Dear Daughters,
It is a surprise to no one who knows us that we make a lot of art in our house.
A few years ago, I taught you the word “abstract” to describe your paintings so you would have an answer when someone asked you what your picture “was.” You had seemed a little embarrassed when it wasn’t a picture of a particular thing because you were just making fun designs, and after learning the basic idea of “abstract,” you embraced it.
It throws people off guard though, hearing such a small child announce that her piece of art is an “abstract design.” And sometimes, truth be told, I even get annoyed because you refuse to say what pictures are now and instead insist that everything you make is “abstract.” But most of the time, it makes me happy.
You love it.
You really love all art.
A few weeks ago, your class’s drawing unit through our homeschool coop was on abstract art. I went to the library and checked out some books on famous modern artists, including Kandinsky, Pollock, Rothko, Matisse, and even O’Keeffe, who didn’t only paint flowers. I was excited to show the photographs of some of these artists’ abstract paintings to your class because I, too, love abstract art. I love how evocative it is. I love how impromptu it seems.
I also had fun coming up with a simple abstract art project for your class, and I had fun the night before making a sample to show you all. Your class had struggled with some of our other drawing assignments in our curriculum, like reproducing mirror images, but I thought abstract would go over really well.
And so I didn’t really expect—I mean, not at all—that when I opened the first art book to an abstract image to ask your class, “Is this art?” the resounding answer among your peers would be NO! (One child even said “YUCK!” when he saw it.)
I continued to show pieces of art, and continued to emphasize how neat they were, explained how the colors evoked different emotions and why I liked particular things about it, but your classmates insisted that it was messy and ugly and definitely not art.
And when I showed them my sample piece they were going to be making for their project that day, they were not impressed at what I was asking them to do. Not at all.
I’ll admit I was surprised at this response. I wasn’t sad or frustrated, just surprised. I didn’t expect these 4 and 5 year olds to have such strong opinions as to what WASN’T art.
For the record, you, of course, thought it was all beautiful, and weren’t influenced by public opinion, thank goodness. You’re consistently firm in your verdicts of beauty and wonder in the world all around you, and in your class among your peers it was no different. You raved about the abstract piece you made. You were amazed at the art books I showed. You loved my sample. (In fact, you said, “WOW!” when I showed you my sample. That’s about as opposite of “YUCK!” as there can be. It made me proud.)
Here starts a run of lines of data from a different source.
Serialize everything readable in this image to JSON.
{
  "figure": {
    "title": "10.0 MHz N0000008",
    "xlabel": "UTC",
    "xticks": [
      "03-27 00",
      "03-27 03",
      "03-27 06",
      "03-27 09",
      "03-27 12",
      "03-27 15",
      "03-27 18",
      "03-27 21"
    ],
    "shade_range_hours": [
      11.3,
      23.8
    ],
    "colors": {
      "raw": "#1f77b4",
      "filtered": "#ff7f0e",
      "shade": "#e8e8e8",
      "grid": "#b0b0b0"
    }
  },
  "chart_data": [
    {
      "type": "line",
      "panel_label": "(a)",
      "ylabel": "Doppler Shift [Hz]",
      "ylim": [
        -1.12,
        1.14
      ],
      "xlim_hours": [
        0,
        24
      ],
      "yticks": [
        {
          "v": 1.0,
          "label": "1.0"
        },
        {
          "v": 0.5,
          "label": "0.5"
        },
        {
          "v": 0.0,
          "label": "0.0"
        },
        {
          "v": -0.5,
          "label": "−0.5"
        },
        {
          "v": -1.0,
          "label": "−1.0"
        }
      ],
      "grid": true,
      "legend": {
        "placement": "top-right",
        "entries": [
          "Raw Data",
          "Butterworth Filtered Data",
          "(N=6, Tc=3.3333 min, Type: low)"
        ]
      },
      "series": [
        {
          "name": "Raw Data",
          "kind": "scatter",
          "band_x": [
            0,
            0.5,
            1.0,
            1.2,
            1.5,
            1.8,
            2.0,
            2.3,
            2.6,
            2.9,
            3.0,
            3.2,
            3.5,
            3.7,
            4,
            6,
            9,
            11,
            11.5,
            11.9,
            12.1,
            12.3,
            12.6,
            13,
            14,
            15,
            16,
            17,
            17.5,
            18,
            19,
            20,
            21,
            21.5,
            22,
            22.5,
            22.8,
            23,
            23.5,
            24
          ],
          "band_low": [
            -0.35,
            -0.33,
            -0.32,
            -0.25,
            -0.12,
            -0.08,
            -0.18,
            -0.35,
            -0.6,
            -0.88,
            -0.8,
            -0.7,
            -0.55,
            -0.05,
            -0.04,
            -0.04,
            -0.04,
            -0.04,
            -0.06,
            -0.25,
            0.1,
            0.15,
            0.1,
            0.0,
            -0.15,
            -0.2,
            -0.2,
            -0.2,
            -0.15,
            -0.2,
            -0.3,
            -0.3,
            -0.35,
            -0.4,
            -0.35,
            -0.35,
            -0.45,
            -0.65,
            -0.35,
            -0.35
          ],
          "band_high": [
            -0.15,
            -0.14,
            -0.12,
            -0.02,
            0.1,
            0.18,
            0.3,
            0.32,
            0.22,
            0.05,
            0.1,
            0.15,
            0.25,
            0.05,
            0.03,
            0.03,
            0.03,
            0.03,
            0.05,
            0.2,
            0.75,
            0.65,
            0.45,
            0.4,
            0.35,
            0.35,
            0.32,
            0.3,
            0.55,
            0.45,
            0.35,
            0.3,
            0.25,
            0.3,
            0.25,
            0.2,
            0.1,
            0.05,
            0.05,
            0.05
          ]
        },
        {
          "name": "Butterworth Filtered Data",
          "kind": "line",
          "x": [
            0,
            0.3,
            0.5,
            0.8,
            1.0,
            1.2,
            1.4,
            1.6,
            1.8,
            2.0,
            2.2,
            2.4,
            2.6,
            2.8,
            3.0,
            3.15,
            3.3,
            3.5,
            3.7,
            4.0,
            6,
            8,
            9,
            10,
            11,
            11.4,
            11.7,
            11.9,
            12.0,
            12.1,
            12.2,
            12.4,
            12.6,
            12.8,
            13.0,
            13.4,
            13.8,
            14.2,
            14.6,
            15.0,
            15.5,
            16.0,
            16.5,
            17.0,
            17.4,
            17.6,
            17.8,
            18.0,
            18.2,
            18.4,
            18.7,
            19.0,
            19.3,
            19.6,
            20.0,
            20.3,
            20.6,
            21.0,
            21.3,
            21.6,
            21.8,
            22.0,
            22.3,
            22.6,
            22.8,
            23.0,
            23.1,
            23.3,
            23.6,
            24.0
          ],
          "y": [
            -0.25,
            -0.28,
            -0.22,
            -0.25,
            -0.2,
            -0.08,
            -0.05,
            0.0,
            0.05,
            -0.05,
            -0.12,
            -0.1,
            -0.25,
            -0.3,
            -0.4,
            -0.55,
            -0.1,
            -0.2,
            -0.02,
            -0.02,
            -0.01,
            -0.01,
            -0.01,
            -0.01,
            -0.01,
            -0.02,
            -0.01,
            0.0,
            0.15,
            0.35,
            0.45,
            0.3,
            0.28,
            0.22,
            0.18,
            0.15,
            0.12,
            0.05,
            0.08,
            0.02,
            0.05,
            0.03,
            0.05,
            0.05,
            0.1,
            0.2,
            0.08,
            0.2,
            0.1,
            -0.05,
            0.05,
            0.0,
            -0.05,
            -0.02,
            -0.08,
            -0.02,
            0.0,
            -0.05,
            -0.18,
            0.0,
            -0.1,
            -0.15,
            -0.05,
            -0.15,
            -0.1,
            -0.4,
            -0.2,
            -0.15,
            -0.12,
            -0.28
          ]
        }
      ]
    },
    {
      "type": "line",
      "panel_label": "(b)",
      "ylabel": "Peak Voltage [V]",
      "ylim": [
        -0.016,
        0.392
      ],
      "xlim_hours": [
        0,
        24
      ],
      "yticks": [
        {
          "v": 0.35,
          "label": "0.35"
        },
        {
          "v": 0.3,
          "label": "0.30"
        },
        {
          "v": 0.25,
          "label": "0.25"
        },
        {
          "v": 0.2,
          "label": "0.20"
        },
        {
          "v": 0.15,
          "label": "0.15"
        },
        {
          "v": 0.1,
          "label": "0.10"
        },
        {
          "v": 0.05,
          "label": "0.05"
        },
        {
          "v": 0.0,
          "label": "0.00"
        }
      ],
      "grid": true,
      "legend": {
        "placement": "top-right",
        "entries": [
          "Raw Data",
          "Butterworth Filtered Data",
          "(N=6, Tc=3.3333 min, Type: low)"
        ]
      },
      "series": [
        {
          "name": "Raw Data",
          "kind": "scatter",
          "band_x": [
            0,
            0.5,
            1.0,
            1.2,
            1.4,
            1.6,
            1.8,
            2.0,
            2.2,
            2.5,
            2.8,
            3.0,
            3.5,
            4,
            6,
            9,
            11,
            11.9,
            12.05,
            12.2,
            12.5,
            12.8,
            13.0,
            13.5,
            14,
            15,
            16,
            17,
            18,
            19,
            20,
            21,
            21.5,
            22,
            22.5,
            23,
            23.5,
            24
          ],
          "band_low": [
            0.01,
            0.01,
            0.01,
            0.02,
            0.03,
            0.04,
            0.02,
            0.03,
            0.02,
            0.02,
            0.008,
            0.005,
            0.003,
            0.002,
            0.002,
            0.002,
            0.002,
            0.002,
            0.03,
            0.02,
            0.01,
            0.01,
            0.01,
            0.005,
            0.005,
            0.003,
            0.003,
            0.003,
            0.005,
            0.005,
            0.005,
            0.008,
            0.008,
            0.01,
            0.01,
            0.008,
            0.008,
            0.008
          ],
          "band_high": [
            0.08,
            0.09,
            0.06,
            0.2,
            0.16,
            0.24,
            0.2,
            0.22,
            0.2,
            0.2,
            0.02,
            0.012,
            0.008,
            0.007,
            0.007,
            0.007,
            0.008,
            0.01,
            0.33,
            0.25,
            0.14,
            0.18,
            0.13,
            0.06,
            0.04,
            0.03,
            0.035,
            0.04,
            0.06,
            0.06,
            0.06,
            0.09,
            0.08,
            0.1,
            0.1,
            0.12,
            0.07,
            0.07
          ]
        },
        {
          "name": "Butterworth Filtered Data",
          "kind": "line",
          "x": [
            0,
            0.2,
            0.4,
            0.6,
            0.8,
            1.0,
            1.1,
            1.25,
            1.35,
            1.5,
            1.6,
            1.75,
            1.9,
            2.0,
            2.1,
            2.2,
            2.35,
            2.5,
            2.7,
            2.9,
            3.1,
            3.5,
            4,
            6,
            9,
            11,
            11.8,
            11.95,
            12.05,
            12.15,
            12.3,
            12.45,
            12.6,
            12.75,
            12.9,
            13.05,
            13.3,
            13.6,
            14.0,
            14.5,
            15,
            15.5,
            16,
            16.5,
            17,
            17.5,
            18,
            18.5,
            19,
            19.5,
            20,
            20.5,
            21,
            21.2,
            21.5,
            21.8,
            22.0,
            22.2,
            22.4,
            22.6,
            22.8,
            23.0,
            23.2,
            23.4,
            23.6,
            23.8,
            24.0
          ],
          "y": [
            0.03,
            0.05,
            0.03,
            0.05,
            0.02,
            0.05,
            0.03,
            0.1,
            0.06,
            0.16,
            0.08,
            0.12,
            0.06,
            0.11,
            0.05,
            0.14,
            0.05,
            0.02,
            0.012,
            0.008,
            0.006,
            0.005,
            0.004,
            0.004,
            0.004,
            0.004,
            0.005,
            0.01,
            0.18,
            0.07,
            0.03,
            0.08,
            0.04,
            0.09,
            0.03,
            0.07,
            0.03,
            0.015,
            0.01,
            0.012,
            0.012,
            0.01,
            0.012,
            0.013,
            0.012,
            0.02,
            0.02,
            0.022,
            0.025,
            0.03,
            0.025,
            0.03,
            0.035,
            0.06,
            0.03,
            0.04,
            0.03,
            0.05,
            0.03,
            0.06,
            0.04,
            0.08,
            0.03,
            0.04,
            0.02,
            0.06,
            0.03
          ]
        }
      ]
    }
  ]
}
The thing is, I don’t know what a “normal” 5 year old thinks about abstract art. Maybe you’re totally normal. Maybe your peers are totally normal. Or maybe there is no “normal.”
But I’ve been thinking about the dangers of making messy and ugly synonyms, the dangers of seeing messy as the opposite of beautiful. And I sure hope we aren’t teaching our children to think that messy means ugly or unholy or unwelcome.
Or unloved.
I know you know where I’m going with this.
Life is messy, girls.
Life doesn’t end up the way we plan it.
Life doesn’t look the way we sketch it out before we begin painting. All kinds of things get in the way and mess it up.
But I’m convinced that it’s precisely the mess that makes life beautiful.
It’s precisely the splashes of dirt mixed into the paint, the unexpected scratch on the canvas, the layers of magazine and newspaper mod-podged on top of everything else and then peeled back and sprinkled with glitter as well as tears that give life character.
We bury, we uncover, we scrape, we splatter, and we pray, and we step back, and then we see it: there is beauty in this messy life we live.
This is a metaphor, and this is life.